Critic networks are used to compute the Q-values of state-action pairs, and SAC uses two Critic networks (Critic1 and Critic2) to mitigate the problem of overestimation of Q-values.

class CriticNetwork():
    def __init__(self, state_dim, action_dim):
        super(CriticNetwork, self).__init__()
        self.fc1 = (state_dim + action_dim, 256)
        self.fc2 = (256, 256)
        self.q_value_layer = (256, 1) # exports Q (be) worth

    def forward(self, state, action):
        x = ([state, action], dim=-1) # commander-in-chief (military) state cap (a poem) action as input
        x = (self.fc1(x))
        x = (self.fc2(x))
        q_value = self.q_value_layer(x) # exports Q (be) worth
        return q_value


3.3 Target Critic1 and Target Critic2 Networks

Target Critic networks have the same structure as Critic networks for stabilizing Q-value updates.
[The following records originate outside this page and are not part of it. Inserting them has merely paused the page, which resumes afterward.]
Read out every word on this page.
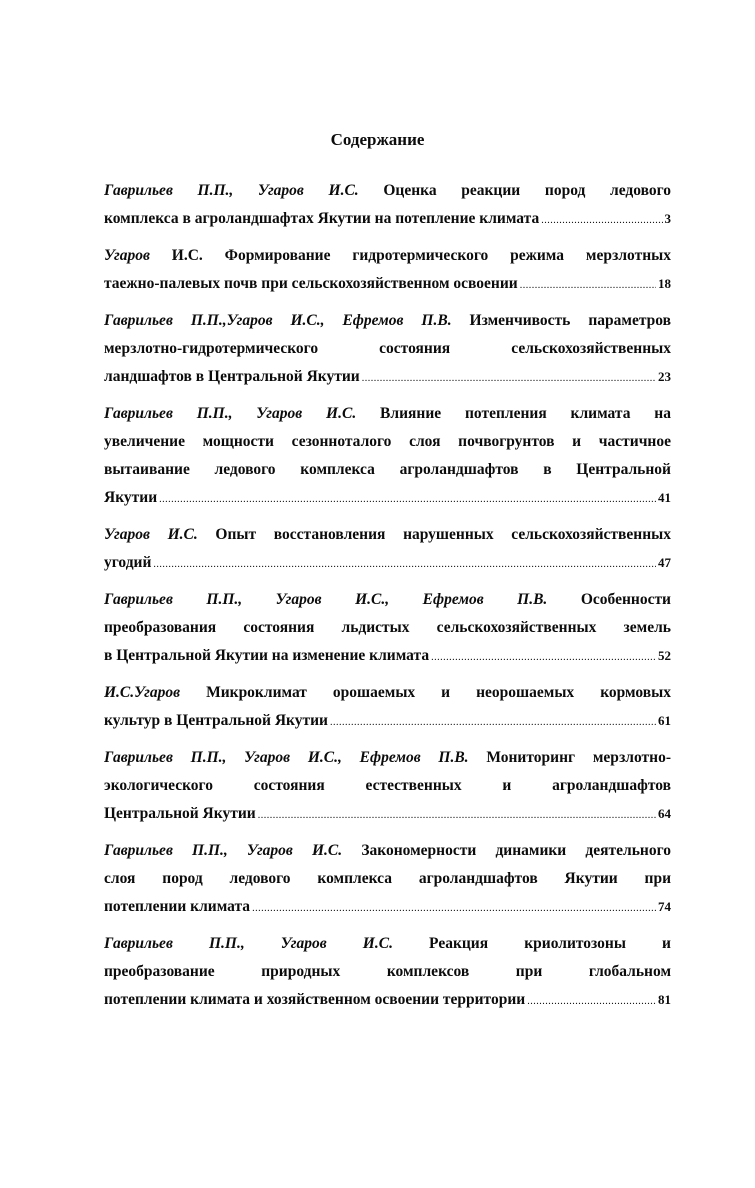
Содержание
Гаврильев П.П., Угаров И.С. Оценка реакции пород ледового
комплекса в агроландшафтах Якутии на потепление климата .....	3
Угаров И.С. Формирование гидротермического режима мерзлотных
таежно-палевых почв при сельскохозяйственном освоении .....	18
Гаврильев П.П.,Угаров И.С., Ефремов П.В. Изменчивость параметров
мерзлотно-гидротермического состояния сельскохозяйственных
ландшафтов в Центральной Якутии .....	23
Гаврильев П.П., Угаров И.С. Влияние потепления климата на
увеличение мощности сезонноталого слоя почвогрунтов и частичное
вытаивание ледового комплекса агроландшафтов в Центральной
Якутии .....	41
Угаров И.С. Опыт восстановления нарушенных сельскохозяйственных
угодий .....	47
Гаврильев П.П., Угаров И.С., Ефремов П.В. Особенности
преобразования состояния льдистых сельскохозяйственных земель
в Центральной Якутии на изменение климата .....	52
И.С.Угаров Микроклимат орошаемых и неорошаемых кормовых
культур в Центральной Якутии .....	61
Гаврильев П.П., Угаров И.С., Ефремов П.В. Мониторинг мерзлотно-
экологического состояния естественных и агроландшафтов
Центральной Якутии .....	64
Гаврильев П.П., Угаров И.С. Закономерности динамики деятельного
слоя пород ледового комплекса агроландшафтов Якутии при
потеплении климата .....	74
Гаврильев П.П., Угаров И.С. Реакция криолитозоны и
преобразование природных комплексов при глобальном
потеплении климата и хозяйственном освоении территории .....	81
They stabilize the Q-value update through thesoft update (computing)(i.e., slowly approaching the parameters of the Critic network after each training session) to maintain training stability.

class TargetCriticNetwork():
    def __init__(self, state_dim, action_dim):
        super(TargetCriticNetwork, self).__init__()
        self.fc1 = (state_dim + action_dim, 256)
        self.fc2 = (256, 256)
        self.q_value_layer = (256, 1) # exports Q (be) worth

    def forward(self, state, action):
        x = ([state, action], dim=-1) # commander-in-chief (military) state respond in singing action as input
        x = (self.fc1(x))
        x = (self.fc2(x))
        q_value = self.q_value_layer(x) # exports Q (be) worth
        return q_value

3.4 Soft update module

In SAC, the target network gradually approaches the parameters of the Critic network through soft updates. After each update, the target network parameters will approach the parameters of the Critic network in the ratio of ττ .
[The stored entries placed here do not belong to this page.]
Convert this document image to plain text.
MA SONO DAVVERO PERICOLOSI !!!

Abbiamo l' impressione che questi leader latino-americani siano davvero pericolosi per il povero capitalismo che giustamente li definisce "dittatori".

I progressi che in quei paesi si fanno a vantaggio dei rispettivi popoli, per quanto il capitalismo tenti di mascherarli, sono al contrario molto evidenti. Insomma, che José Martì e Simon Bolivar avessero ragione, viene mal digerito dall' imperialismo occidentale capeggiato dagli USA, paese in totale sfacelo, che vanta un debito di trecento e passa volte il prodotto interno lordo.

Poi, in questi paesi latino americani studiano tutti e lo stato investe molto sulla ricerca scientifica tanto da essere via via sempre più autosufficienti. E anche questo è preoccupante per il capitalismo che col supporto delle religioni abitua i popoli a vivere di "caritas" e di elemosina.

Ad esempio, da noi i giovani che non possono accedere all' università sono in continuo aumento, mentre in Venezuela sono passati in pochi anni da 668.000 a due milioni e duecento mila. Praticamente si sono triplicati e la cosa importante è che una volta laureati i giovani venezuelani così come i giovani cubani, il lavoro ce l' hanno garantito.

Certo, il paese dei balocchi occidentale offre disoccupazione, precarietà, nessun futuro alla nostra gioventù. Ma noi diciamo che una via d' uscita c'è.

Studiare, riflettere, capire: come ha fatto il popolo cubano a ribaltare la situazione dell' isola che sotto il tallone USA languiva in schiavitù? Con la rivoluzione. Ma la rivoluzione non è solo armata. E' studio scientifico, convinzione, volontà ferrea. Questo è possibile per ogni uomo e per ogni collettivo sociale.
def soft_update(critic, target_critic, tau=0.005):
    for param, target_param in zip((), target_critic.parameters()):
        target_param.data.copy_(tau *  + (1 - tau) * target_param.data)

3.5 Summary

  1. Initialize the network and parameters:
    • Actor Network: Used to select an action.
    • Critic 1 and Critic 2 networks: used to estimate Q-values.
    • Target Critic 1 and Target Critic 2: Same architecture as the Critic network, used to generate more stable target Q values.
  2. Target Q value calculation:
    • Use the target network to compute the Q value in the next state.
    • Taking the minimum of the two Q network outputs prevents overestimation of the Q value.
    • Introducing an entropy regularization term, the formula is: $$y=r+\gamma\cdot\min(Q_1,Q_2)-\alpha\cdot\log\pi(a|s)$$
  3. Updating the Critic Network:
    • Minimize the mean square error (MSE) between the target Q value and the current Q value.
  4. Update the Actor network:
    • Maximize target loss: $$L=\alpha\cdot\log\pi(a|s)-Q_1(s,\pi(s))$$, i.e., select high-value actions with guaranteed exploration.
  5. Soft update the target network:
    • Softly update the target Q network parameters so that the target network parameters slowly approach the current network to avoid oscillations.